Blitz nel centro commerciale in Q3, scatta il sequestro del megastore

La Procura intanto aveva depositato richiesta di sequestro preventivo finalizzato alla confisca contestando il reato di lottizzazione abusiva

Nella mattinata odierna militari del Nucleo Investigativo di Polizia Ambientale Agroalimentare e Forestale del Gruppo Carabinieri Forestale di Latina, coadiuvati dal Nucleo Carabinieri Forestale di Latina, hanno dato esecuzione al decreto di sequestro preventivo emesso dal Tribunale di Latina – Sezione G.I.P., con il quale veniva accolta la richiesta formulata dalla Procura della Repubblica, inerente ad una lottizzazione abusiva, attraverso la realizzazione di un imponente centro commerciale delle dimensioni di 5.484,80 mq, costituito da un unico edificio al cui interno venivano prefigurate, al piano terra, tre distinte strutture commerciali nonché un’attività di vicinato al primo piano, il tutto realizzato nel centro urbano di Latina, posto tra Via del Lido e Via F. Ferrazza – quartiere Q3.

Il sequestro ha interessato anche l’area circostante di rilevanti dimensioni (per complessivi 17.703 mq) adibita a viabilità e parcheggi tutti funzionali e connessi al centro commerciale di cui trattasi.

Il complesso immobiliare suddetto era stato oggetto già di un primo Decreto di sequestro preventivo impeditivo, emesso dal Tribunale di Latina, eseguito nel gennaio 2024, per i reati di abuso edilizio e violazioni paesaggistiche, successivamente annullato dal Tribunale del Riesame di Latina.

La Corte di Cassazione, a seguito di ricorso della Procura, accoglieva il ricorso proposto dalla Procura, annullando l’Ordinanza del Tribunale del Riesame.

In data 28 gennaio 2025 il Tribunale del Riesame, pur ritenendo sussistente il fumus dei reati ipotizzati, annullava il decreto di sequestro preventivo non ritenendo sussistente il periculum in mora.

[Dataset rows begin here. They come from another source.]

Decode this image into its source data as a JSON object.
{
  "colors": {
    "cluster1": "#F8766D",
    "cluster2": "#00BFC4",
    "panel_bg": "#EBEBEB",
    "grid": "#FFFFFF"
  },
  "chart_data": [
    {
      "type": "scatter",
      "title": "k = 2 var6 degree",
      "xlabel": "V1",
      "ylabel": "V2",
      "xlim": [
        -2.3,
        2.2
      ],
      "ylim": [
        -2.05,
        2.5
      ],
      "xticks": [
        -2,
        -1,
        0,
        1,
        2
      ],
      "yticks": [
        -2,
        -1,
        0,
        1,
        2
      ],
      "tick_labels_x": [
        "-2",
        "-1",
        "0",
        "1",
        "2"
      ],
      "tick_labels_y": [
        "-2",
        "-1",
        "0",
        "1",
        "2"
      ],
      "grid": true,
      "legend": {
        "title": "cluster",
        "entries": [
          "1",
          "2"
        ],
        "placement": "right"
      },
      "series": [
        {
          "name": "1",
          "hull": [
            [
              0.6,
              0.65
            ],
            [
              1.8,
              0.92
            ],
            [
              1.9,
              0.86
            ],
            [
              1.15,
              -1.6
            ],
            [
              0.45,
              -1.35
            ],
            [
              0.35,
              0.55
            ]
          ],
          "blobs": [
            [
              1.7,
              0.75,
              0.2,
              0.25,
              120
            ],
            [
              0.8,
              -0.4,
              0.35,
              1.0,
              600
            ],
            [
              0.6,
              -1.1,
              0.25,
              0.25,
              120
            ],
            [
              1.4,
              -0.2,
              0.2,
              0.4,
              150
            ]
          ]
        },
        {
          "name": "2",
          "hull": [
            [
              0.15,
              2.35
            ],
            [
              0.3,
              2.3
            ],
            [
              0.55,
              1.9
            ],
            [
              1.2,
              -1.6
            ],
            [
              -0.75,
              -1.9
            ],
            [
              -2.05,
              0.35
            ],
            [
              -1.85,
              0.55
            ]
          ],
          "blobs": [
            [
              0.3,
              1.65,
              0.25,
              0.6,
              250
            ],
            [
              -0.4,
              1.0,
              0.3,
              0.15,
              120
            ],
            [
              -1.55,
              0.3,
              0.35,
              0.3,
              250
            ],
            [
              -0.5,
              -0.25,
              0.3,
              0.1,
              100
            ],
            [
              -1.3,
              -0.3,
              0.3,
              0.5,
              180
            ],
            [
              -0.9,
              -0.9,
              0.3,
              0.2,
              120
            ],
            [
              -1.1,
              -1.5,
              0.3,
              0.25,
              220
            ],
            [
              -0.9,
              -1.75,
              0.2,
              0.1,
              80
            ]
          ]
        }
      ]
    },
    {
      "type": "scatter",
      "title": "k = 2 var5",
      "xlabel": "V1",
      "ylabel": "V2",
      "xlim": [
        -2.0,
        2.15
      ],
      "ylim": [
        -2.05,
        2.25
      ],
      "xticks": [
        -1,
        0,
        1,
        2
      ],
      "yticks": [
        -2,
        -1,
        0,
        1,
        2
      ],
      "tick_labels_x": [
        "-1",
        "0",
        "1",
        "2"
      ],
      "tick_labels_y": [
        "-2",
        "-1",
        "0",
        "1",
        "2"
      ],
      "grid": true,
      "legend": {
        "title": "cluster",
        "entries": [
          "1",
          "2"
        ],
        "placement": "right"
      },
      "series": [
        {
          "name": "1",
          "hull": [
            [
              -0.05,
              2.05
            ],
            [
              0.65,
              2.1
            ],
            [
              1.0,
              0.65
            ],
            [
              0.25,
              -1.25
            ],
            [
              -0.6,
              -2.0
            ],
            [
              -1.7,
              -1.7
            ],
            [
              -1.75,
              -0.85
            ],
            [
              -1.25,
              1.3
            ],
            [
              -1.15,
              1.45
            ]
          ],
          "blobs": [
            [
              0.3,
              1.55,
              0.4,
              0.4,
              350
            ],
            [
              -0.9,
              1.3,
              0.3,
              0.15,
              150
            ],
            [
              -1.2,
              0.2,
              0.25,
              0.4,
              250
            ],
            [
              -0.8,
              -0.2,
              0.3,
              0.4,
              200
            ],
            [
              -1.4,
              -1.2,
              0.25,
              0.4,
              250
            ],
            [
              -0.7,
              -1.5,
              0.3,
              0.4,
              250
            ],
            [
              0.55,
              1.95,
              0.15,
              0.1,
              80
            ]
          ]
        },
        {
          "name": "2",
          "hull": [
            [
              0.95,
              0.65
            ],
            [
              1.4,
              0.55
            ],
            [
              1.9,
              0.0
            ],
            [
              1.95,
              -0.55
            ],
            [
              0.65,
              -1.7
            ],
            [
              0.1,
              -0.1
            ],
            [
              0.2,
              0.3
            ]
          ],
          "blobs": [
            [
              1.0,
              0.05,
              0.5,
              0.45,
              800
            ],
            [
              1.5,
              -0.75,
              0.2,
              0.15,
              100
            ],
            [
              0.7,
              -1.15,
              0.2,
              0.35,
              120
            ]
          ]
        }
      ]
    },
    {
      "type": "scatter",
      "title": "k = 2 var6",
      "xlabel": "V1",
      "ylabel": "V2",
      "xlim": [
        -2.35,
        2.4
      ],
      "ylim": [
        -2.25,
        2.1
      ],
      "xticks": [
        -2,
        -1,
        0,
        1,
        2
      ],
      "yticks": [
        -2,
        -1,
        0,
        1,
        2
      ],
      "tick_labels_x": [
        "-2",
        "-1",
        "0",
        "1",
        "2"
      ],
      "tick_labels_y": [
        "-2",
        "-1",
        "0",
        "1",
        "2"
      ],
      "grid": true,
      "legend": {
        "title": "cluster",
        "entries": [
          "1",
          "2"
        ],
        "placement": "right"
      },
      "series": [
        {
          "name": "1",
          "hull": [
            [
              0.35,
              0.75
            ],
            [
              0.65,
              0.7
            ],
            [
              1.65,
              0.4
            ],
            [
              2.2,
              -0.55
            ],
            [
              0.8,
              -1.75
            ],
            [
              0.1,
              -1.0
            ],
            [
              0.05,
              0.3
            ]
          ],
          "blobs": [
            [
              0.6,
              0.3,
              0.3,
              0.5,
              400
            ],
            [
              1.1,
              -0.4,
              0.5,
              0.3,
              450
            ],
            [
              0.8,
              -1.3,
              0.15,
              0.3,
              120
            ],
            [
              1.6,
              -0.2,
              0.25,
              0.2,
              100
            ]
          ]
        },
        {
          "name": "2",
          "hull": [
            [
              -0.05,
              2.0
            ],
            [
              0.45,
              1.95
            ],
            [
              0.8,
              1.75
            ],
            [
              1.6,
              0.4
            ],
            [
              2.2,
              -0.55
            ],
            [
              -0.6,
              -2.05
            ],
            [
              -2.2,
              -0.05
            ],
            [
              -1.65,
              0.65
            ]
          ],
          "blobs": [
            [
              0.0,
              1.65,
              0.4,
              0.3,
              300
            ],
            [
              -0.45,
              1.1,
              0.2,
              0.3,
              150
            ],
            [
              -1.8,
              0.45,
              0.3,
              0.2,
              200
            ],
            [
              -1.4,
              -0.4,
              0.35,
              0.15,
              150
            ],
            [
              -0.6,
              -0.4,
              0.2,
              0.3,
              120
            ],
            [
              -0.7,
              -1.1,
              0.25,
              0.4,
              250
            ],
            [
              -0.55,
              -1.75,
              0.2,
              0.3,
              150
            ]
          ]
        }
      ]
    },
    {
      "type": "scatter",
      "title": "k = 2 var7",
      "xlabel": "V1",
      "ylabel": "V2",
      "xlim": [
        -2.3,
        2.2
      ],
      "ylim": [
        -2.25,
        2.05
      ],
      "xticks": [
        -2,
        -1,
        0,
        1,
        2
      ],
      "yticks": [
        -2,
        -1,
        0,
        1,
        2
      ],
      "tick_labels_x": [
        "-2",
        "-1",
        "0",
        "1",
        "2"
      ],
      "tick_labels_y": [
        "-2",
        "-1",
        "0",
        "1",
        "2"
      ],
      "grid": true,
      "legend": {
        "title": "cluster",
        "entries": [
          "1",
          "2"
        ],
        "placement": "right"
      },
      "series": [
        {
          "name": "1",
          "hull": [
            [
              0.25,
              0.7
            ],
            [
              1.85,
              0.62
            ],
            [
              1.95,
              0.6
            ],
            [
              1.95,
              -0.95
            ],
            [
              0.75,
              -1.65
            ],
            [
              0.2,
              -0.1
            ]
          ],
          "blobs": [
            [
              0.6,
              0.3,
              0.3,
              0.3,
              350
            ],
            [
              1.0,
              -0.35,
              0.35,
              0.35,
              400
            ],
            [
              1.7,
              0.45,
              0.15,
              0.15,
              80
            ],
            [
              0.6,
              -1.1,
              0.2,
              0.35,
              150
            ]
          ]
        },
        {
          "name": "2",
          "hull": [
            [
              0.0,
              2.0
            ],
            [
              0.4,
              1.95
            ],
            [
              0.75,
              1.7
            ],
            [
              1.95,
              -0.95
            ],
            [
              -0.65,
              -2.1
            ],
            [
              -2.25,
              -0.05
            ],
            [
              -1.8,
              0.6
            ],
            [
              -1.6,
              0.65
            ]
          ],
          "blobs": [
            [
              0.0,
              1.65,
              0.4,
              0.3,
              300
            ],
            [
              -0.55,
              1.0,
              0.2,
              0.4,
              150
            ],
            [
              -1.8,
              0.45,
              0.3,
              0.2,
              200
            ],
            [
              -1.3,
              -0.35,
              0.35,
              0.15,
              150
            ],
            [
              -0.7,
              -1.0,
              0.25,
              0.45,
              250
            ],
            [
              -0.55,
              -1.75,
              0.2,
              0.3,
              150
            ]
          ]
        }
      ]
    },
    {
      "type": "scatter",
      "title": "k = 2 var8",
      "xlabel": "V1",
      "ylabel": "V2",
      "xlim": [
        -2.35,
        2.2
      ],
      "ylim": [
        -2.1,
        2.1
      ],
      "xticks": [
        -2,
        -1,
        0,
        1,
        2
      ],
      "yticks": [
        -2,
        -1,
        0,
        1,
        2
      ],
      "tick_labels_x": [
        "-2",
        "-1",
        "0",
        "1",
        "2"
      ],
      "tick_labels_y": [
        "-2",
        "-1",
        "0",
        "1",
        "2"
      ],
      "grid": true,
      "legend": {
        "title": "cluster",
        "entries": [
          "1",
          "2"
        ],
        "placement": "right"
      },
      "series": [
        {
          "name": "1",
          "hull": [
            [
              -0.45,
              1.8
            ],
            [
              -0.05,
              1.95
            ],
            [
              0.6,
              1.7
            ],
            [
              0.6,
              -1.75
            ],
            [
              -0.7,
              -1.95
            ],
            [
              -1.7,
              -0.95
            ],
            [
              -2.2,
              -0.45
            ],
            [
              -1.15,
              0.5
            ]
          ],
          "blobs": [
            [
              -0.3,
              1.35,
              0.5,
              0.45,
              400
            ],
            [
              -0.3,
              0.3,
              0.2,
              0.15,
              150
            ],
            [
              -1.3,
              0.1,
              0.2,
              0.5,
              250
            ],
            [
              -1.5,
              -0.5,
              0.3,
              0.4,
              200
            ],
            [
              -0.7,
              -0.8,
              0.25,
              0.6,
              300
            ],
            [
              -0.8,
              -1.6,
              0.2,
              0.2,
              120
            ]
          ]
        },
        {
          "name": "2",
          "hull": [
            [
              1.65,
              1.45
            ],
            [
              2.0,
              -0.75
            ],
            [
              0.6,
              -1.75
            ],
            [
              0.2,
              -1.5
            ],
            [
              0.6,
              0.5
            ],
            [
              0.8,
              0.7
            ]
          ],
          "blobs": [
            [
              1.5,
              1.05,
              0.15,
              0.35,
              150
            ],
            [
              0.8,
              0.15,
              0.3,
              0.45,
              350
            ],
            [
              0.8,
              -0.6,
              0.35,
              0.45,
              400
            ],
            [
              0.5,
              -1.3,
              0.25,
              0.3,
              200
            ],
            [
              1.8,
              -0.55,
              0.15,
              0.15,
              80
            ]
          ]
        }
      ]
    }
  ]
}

La Procura intanto aveva depositato richiesta di sequestro preventivo finalizzato alla confisca contestando il reato di lottizzazione abusiva.

Le indagini condotte dal N.I.P.A.A.F. hanno consentito di accertare che l’Ufficio S.U.A.P. del Comune di Latina aveva rilasciato, per la realizzazione dell’insediamento commerciale tre titoli edificatori nonostante, nel caso di specie, si trattasse di un progetto unitario le cui dimensioni afferivano ad una “grande struttura di vendita” ai sensi della Legge Regionale n°33/99 la cui competenza, sotto l’aspetto autorizzativo, non era in capo al Comune di Latina, bensì alla Regione Lazio.

Dagli accertamenti compiuti, allo stato, è emerso che, per la realizzazione del centro commerciale, sono state incluse, illegittimamente, sia aree classificate a verde pubblico le quali non rientravano nel perimetro della “variante Q3”, sia aree ove risultava presente un vincolo di inedificabilità assoluta derivante dalla fascia di rispetto della Strada Statale 148 “Pontina”.

Ulteriori criticità nella realizzazione del descritto complesso commerciale risultavano essere l’eliminazione completa di una notevole superficie boscata che preesisteva nell’area prima dei lavori che avrebbe necessitato di una preventiva autorizzazione sotto il profilo paesaggistico.